There are also a great number of both simple and sophisticated level measurement devices...
Ultrasonic level measurement depends on a transducer sending an ultrasonic pulse to the liquid surface which is reflected back to the transducer. Electronics convert the ultrasonic lag time into a distance corresponding to depth... Although ultrasonic level indicators require little maintenance and are unaffected by the nature of the liquid (acidity/basicity, dielectric constant, or specific gravity), they cannot be used in circumstances of excessive foaming or turbulence or in high-temperature situations where stratified vapor layers are present.
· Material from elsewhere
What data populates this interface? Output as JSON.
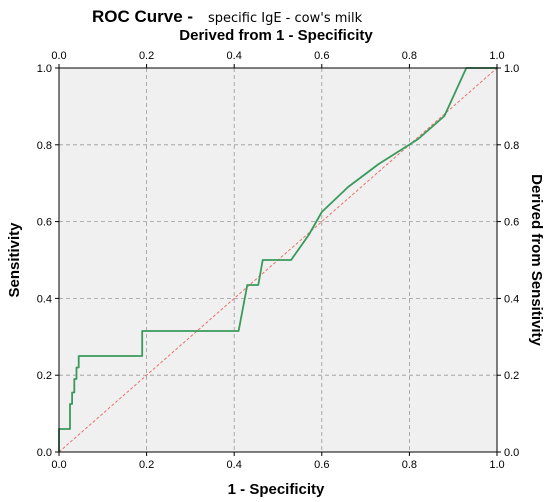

On the other hand, radar detectors can be used in vessels exhibiting a wide variety of conditions: Radar energy passes through air or vapor space with imperceptible changes. The greatest limitation to the use of radar detectors is price, because of the complexity of the microwave and timing circuitry. In an advanced measurement unit, the radar level gauge sends out a continually swept microwave signal with varying frequency. The transmitted signal is compared with the signal sent back in a microwave mixer device, the difference in frequency being directly proportional to the distance. It will be obvious that high-quality signal processing is necessary since the liquid surface in a working reactor is never calm and unwanted echoes within the reactor need to be separated out.I've never had the opportunity to use either ultrasonic or radar measurement of levels in the reactor; the reactors that I have worked with have had pre-measured landmarks that are quite accurate in diagnosing the volume of solvent in the reactor. That said, I can imagine instances (crystallization, perhaps) in which knowing the exact amount of solvent is necessary. (Also, if there's a good bit of solvent vapor in the reactor, it can be difficult to see!)
(Incidentally, a quick Google search indicates the use of radar to track volumes of cooling water in the nuclear power industry. Yeah, that makes sense.)